Ona verilen adlar, onun adı değildir.
—Tao Te Ching, 1

Karanlığın içinde ışığı ararken zamanla olguların birbirlerine göre ve en nihayetinde de kendime göre biçim aldığını fark ederim. Demek ki tanım, bana göre oluşmaktadır. Bu anlayışla kimseyi suçlamamaya başlarım. Kendi hayatım için teşekkür edebileceğim ya da suçlayabileceğim kimse yoktur. Kendi gerçekliğimi kendim yaratmaktayımdır. Bunun üzerine kendimi değiştirdiğimde gerçekliği değiştirebileceğimi fark ederim. Bu farkındalıkla yaratma girişiminde bulunarak, tanrı ile ortaklık kurmaya kalkarım. Fakat yaratma eylemi, “benim” aklımdan, duyularımdan, duygularımdan, korkularımdan, arzularımdan ve elbette sahip olma isteğimden kaynaklandığı için gerçek bir yaratım değildir. Olsa olsa yaratımın kaba, eksik ve çoğu zaman da zararlı bir kopyasıdır. Olmak, yerini bir kez daha sahip olmaya bırakır. Mutluluğu yaratabileceğimi ve ona sahip olabileceğimi sanırım.

 

İlk başlarda her şey yolundadır. İstediğim gerçekliği, kaba bir düzeyde de olsa gerçekleştirmeye başlarım. Yine de zaman geçtikçe beni yeni bir ıstırabın beklediğine tanık olurum. Bu ıstırabın iki temel nedeni vardır: Birincisi, istediğim her şeyi yaratamam, ikincisi ise yaratımlarım gerçekten de beni mutlu etmez. İçimde, sahip oldukça kendini fakir hisseden insanın huzursuzluğu büyümeye başlar. Belki de hatalı şeyler istiyorumdur diye düşünürüm. Doğru şeyleri istemeliyimdir belki? Kendim için istemeyi bırakmalı ve başkaları için istemeliyim; fakat bu da mutlu etmez beni.
O zaman gerçek isteklerimi keşfetmeliyim. Belki de istemeyi bırakmalıyım? Peki ama isteyen Ben kim? Gerçek isteklerimi ya da onları isteyeni keşfetmek için “Ben” dediğim kişinin kim ya da ne olduğunu anlamalıyım. Bu arayışa giriştiğimde, kullandığım yöntem geçmiş yaşamlarımı bulmak da olsa psikoterapi de olsa durum değişmez. Mutsuzluğum hâlâ devam etmektedir. Mutsuzumdur, çünkü hâlâ bir tanım peşinde koşuyor ve bir şeye, “Ben” dediğim bir şeye sahip olmaya çalışıyorumdur. Gerçekliği değiştiren ve değiştirme arzusunda olan da bu Ben’dir. Her şey, bu Ben’e göre şekil almaktadır. Peki ama eğer tüm gerçeklik bana göre oluşuyorsa, gerçekten de kimdir bu Ben dediğim küçük insan?

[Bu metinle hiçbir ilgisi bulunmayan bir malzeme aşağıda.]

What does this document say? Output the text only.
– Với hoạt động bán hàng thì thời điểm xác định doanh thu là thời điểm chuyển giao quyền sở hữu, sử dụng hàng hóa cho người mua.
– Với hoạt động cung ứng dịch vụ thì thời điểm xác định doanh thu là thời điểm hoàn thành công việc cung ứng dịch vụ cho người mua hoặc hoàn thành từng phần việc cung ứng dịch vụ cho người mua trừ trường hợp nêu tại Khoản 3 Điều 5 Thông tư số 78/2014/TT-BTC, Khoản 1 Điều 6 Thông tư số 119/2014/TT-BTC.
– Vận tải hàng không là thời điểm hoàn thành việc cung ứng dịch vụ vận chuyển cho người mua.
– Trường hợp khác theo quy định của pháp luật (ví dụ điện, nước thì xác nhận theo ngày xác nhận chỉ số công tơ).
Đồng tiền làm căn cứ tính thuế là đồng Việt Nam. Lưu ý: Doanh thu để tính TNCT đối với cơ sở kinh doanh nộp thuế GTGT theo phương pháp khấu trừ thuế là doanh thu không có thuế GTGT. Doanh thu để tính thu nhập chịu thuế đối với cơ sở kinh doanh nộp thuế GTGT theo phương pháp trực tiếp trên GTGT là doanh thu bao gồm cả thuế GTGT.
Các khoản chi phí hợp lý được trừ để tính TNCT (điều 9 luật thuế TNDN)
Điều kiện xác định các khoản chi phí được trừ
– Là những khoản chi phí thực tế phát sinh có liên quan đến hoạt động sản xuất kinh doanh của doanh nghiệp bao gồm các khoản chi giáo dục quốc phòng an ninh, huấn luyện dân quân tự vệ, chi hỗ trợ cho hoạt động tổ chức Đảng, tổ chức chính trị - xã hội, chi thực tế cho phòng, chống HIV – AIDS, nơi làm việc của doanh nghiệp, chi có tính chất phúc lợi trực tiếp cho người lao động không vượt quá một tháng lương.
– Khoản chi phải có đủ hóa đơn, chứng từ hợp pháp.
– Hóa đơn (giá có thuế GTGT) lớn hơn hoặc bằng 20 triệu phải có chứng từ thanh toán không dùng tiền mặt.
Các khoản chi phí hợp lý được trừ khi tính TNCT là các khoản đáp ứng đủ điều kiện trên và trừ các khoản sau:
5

Derken, Ben hakkında bildiğim her şeyi unutur ve tarafsız bir şekilde “Ben” dediğim şeyi gözlemlemeye başlarım. Gözlemlemenin ilk aşaması oldukça zordur. İnsanın elinde son derece kaygan bir buz tabakasını tutmaya çalışmasına benzer. Bir an yakalar gibi olur beni, hemen ardından kaybediverir. Bene bakarken, onu kendi bakış açısına göre biçimlendirdiğini fark eder. Her şey benim bakış açıma ve niyetime göre biçim almaktadır bu evrende. Ben dediğim şey de bu gerçeklikten ayrı bir yerde durmamaktadır. Beni, yalnızca “bana göre” gözlemleyebilirim. Ben, benim ona yönlendirdiğim niyete göre biçim alır. Tıpkı, ışığı parçacık olarak gözlemlemeye niyetlenen bir gözlemcinin onu parçacık, dalga olarak gözlemlemeye niyetlenen gözlemcinin onu dalga olarak görmesi gibi. Peki ama ışık gerçekte nedir? Ben nedir? Bunun için gözlemi bırakmalı mıyım? Fakat eğer onu gözlemlemezsem onun ne olduğunu nasıl anlayabilirim? Ben, beni nasıl gözlemleyebilir? Göz kendini nasıl görebilir? Bunun tek bir yolu olabilir diye düşünürüm; kendi gözümü ancak bir başkasının gözünden ya da bir yansıtıcıdan görebilirim. Bunun üzerine beni bana anlatacak kişileri kullanmaya başlarım. Elbette bu çaba boş bir çabadır; çünkü beni gözlemleyen ve bana anlatan, beni kendi benine göre gözlemlemektedir. Bu durumda, Ben dediğim şeyi tarafsız, olduğu haliyle gözlemlemek için ne yapabileceğim konusunda aklım karışır. Ben, beni gözlemleyemez çünkü ben, beni gözlemlemeye kalkıştığında onu bana göre değiştirir. Başkası beni gözlemleyemez çünkü başkası beni kendine göre değiştirir. Ben, kimim ya da neyim? Ben’i nasıl gözlemleyebilirim?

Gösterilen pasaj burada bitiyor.